First guy...RSI and intubate.

Next guy...BVM w/ O2.

Next guy...nasal intubation.

It's refreshing to know that we don't have a recipe book for patient care...but rather an arsenal of different ways to accomplish the same task.

Vents/Oxygen - Sounds more NRB than N/C but I'm not looking right at the guy. If the patient looks sick enough (sounds like he is!) he'd be getting CPAP. Works sweet for situations like these. BVM on standby if he really is that tired.

Although he'd be a candidate for it, I'd have to say he was too tired to use the CPAP.

Posted

Challenging indeed, a very good scenario.
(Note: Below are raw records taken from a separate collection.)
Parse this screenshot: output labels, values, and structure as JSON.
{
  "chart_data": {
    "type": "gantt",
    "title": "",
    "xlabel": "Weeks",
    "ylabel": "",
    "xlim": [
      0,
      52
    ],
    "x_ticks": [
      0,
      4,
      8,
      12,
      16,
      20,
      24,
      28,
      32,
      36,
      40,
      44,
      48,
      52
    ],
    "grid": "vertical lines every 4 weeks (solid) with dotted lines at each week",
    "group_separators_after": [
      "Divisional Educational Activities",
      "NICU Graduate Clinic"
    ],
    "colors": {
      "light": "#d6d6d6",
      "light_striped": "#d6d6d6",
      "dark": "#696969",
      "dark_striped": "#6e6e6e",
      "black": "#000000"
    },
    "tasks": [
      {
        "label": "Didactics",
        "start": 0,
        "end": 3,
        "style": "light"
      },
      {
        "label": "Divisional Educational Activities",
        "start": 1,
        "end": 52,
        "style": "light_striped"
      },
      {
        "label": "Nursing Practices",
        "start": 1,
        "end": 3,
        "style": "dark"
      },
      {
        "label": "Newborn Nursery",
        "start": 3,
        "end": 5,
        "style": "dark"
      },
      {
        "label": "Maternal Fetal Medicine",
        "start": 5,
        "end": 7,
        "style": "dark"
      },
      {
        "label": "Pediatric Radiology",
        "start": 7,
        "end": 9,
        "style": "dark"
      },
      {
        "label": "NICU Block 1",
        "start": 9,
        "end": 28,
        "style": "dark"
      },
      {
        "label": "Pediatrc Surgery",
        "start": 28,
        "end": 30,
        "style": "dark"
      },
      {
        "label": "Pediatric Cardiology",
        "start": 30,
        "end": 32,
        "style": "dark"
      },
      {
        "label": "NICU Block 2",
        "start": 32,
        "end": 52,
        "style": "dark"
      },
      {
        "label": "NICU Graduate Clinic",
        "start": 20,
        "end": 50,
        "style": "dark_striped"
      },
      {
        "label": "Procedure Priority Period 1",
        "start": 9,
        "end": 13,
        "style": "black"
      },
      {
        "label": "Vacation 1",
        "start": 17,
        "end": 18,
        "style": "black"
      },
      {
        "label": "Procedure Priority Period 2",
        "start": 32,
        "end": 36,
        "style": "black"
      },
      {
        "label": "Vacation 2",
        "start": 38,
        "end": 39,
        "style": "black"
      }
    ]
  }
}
Let me just go over some history. The dude has a resp rate of 32, a pulse of 118, SP02 of 51%, his in respiratory distress with the possibility of it turning into a silent airway entry (based on ‘some short burst of air’). We assume his been compliant with his regular medication which includes a corticosteroid, he has a past history of CAL, his giving inappropriate information which could suggest hypoxia, his getting tied and were 1.5 hours away from help.
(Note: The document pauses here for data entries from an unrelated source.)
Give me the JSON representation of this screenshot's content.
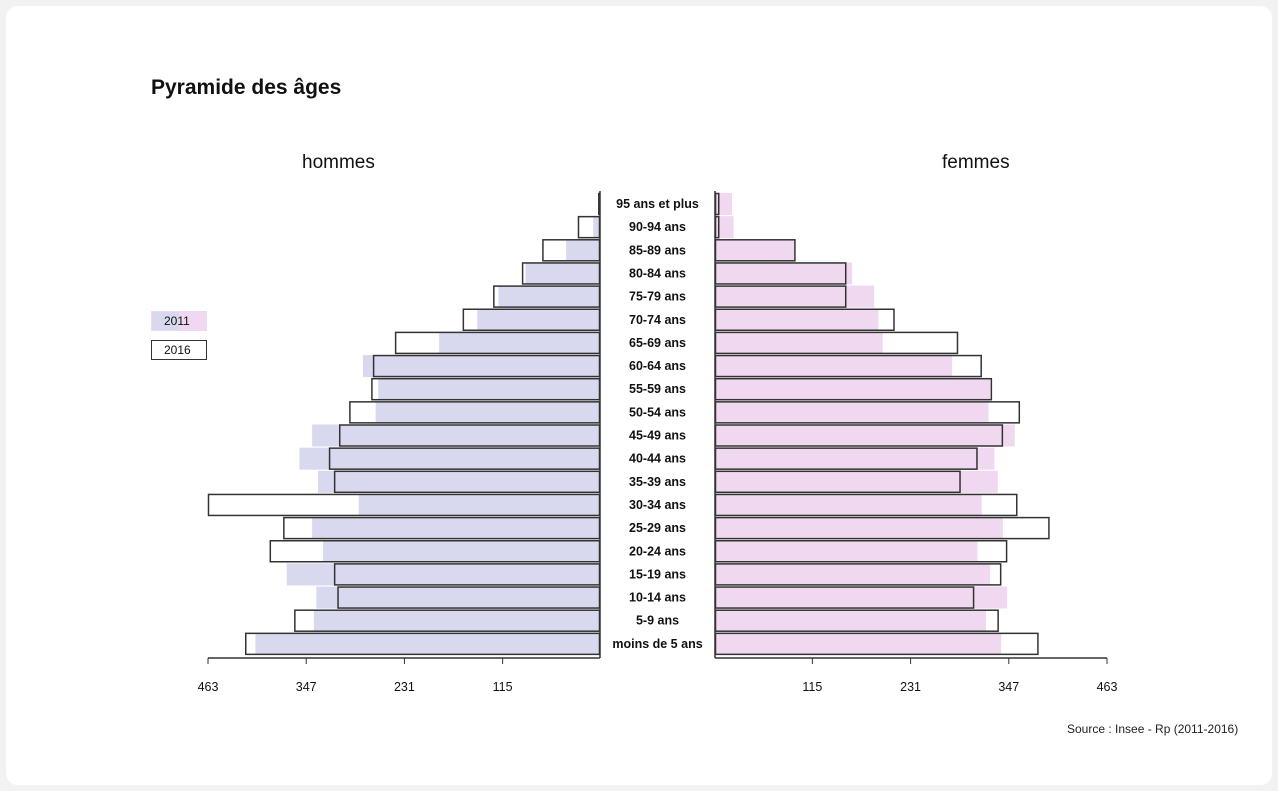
{
  "title": "Pyramide des âges",
  "source": "Source : Insee - Rp (2011-2016)",
  "chart_data": {
    "type": "bar",
    "orientation": "horizontal",
    "left_label": "hommes",
    "right_label": "femmes",
    "categories": [
      "95 ans et plus",
      "90-94 ans",
      "85-89 ans",
      "80-84 ans",
      "75-79 ans",
      "70-74 ans",
      "65-69 ans",
      "60-64 ans",
      "55-59 ans",
      "50-54 ans",
      "45-49 ans",
      "40-44 ans",
      "35-39 ans",
      "30-34 ans",
      "25-29 ans",
      "20-24 ans",
      "15-19 ans",
      "10-14 ans",
      "5-9 ans",
      "moins de 5 ans"
    ],
    "series": [
      {
        "name": "2011",
        "men": [
          2,
          8,
          40,
          88,
          120,
          145,
          190,
          280,
          262,
          265,
          340,
          355,
          333,
          285,
          340,
          327,
          370,
          335,
          338,
          407
        ],
        "women": [
          20,
          22,
          94,
          162,
          188,
          193,
          198,
          280,
          325,
          323,
          354,
          330,
          334,
          315,
          340,
          310,
          325,
          345,
          320,
          338
        ]
      },
      {
        "name": "2016",
        "men": [
          2,
          26,
          68,
          92,
          126,
          162,
          242,
          268,
          270,
          296,
          308,
          320,
          314,
          463,
          374,
          390,
          314,
          310,
          361,
          419
        ],
        "women": [
          5,
          5,
          95,
          155,
          155,
          212,
          287,
          315,
          327,
          360,
          340,
          310,
          290,
          357,
          395,
          345,
          338,
          306,
          335,
          382
        ]
      }
    ],
    "xticks": [
      463,
      347,
      231,
      115
    ],
    "xlim": [
      0,
      463
    ],
    "legend": "left",
    "colors": {
      "s2011_men": "#d8d9ef",
      "s2011_women": "#f0d8f0",
      "s2016_fill": "none",
      "s2016_stroke": "#333333"
    }
  }
}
The dudes working hard. I’d like to quickly consult someone more senior before I move onto the next step but in this situation I think the saying treat for the worst and hope for the best would come into play. The last thing we need is acidosis.
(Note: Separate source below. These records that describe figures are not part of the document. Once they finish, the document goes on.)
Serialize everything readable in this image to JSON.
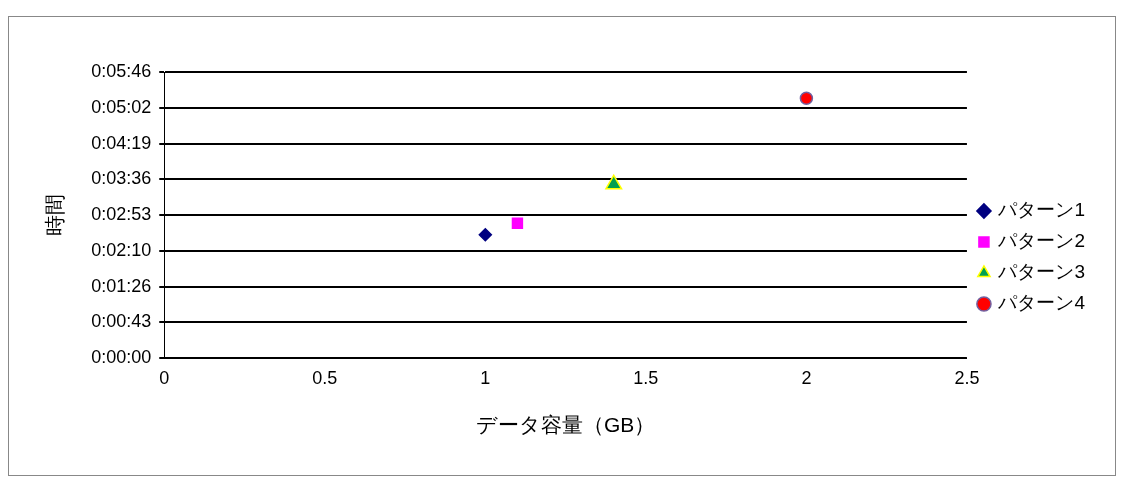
{
  "chart_data": {
    "type": "scatter",
    "xlabel": "データ容量（GB）",
    "ylabel": "時間",
    "xlim": [
      0,
      2.5
    ],
    "xticks": [
      0,
      0.5,
      1,
      1.5,
      2,
      2.5
    ],
    "ylim": [
      0,
      345.6
    ],
    "yticks": [
      {
        "value": 0,
        "label": "0:00:00"
      },
      {
        "value": 43.2,
        "label": "0:00:43"
      },
      {
        "value": 86.4,
        "label": "0:01:26"
      },
      {
        "value": 129.6,
        "label": "0:02:10"
      },
      {
        "value": 172.8,
        "label": "0:02:53"
      },
      {
        "value": 216,
        "label": "0:03:36"
      },
      {
        "value": 259.2,
        "label": "0:04:19"
      },
      {
        "value": 302.4,
        "label": "0:05:02"
      },
      {
        "value": 345.6,
        "label": "0:05:46"
      }
    ],
    "grid": "y",
    "legend": "right",
    "series": [
      {
        "name": "パターン1",
        "color": "#000080",
        "marker": "diamond",
        "x": [
          1
        ],
        "values": [
          149
        ]
      },
      {
        "name": "パターン2",
        "color": "#ff00ff",
        "marker": "square",
        "x": [
          1.1
        ],
        "values": [
          163
        ]
      },
      {
        "name": "パターン3",
        "color": "#00a050",
        "marker": "triangle",
        "x": [
          1.4
        ],
        "values": [
          210
        ]
      },
      {
        "name": "パターン4",
        "color": "#ff0000",
        "marker": "circle",
        "x": [
          2
        ],
        "values": [
          314
        ]
      }
    ]
  }
}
To take a stab in the dark I’m going to assume this is an exacerbation of CAL but until we can get him to hospital, get some ABGs, FBEs, sputum, Chest Xrays and so on I will go with an RSI and Tube. Sux, midaz and fent. I know it’s difficult to manage vent pressures, complications with extrabation and the like with CAL patients but things are only going down hill with this guy. His already tired, maybe a little agitated so a BVM may cause some combativeness as would CPAP. With on scene time and transport lets say this dude will be in hospital within 2 hours by road I think the benefits would out weight the risks of an RSI.

BUT

On the other hand, we could get a line in and push some corticosteroids, gets some bronchodilators on board and go with the non invasive ventilation BUT I still have an little alarm bell sounding, is this patient a little to sick? If I did go down this path I’d like to see an improvement within a few minutes BUT has this patient been working to hard for to long? Will our non invasive efforts be rewarded with a massive crash down the slippery slide and we ended up in respiratory arrest.

Tricky indeed, tricky indeed… I think someone with such a crappy respiratory and perfusion status the more invasive the better until we can get a clear picture of what happening. But I’d defiantly like to consult someone more senior before I’d take the invasive approach.